I don’t want to denigrate the wonderful authors they chose, but maybe in the days when we were growing up (some time post Narnia) there wasn’t much fantasy around. And then there came…
Choosing Diana Wynne Jones (1934-2011) as one of my Top Three is therefore perhaps cheating a bit. Although I did come across her early works in my childhood, most of my reading and rereading in Jones has been in adulthood – the first of her Chrestomanci books (“Charmed Life”) came out in 1978, when I was in my late teens, and “Howl’s Moving Castle”, later filmed by Studio Ghibli, in 1986. However, she’s just too great to ignore.
(She also wrote some books for adults, one of which (“The Tough Guide to Fantasyland”) has been praised before on this blog, and should be compulsory reading for all writers of fantasy.)
In the days before JK Rowling and Philip Pullman, Jones was British children’s fantasy, and she must take much of the credit for building up the genre and readership.
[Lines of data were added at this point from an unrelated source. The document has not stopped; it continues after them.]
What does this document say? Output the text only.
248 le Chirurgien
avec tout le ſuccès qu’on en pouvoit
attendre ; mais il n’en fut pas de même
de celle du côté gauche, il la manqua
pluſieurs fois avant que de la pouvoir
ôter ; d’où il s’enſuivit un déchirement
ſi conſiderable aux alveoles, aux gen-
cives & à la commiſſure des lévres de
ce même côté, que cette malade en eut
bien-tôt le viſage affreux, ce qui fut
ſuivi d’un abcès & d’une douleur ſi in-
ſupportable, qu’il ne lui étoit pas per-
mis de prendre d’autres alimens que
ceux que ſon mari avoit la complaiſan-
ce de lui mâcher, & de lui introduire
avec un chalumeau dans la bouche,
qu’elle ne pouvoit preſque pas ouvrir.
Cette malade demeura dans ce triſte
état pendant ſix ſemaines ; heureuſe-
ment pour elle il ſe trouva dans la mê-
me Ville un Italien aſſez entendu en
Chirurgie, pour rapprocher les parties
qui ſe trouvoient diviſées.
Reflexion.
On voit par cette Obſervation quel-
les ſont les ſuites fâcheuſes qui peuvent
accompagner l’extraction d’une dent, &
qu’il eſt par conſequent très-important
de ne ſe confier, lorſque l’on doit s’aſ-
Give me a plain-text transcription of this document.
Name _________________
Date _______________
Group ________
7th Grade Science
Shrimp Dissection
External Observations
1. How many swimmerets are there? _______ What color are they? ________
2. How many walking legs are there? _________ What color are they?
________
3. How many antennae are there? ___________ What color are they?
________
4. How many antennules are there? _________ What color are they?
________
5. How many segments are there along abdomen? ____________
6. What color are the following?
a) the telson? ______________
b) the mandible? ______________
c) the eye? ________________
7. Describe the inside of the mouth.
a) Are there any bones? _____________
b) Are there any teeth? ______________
Especially for comic fantasy.
It is easy to compare her with Rowling. Like Rowling, Jones writes for the intelligent child with a sense of fun. Her plots and the rationales behind them are complicated, her backgrounds meticulously thought out, her characters lively (the adults, again like Rowling’s, veer more towards caricature than the children), and she is very very funny. Her prose is straightforward, better than Rowling’s on average, although possibly Rowling writes better dialogue one-liners.
Unlike Rowling, Jones didn’t stick to a single story, set of characters or even a single magical concept. (Maybe this explains why she is less famous.) Although she did write several sequences, she was at home creating any kind of magic, ranging from the basic magic artefacts that cause chaos (“The Ogre Downstairs”), to worlds as games (“The Homeward Bounders,” inspired by early computer gaming), to gods-as-people (“Eight Days of Luke”, apparently inspiration for Neil Gaiman; and very differently, “The Spellcoats”), legends of the little people (“Power of Three”), and, aimed at older teenagers, the rather more spooky “Fire and Hemlock” and “The Time of the Ghost,” which is frankly too spooky for me.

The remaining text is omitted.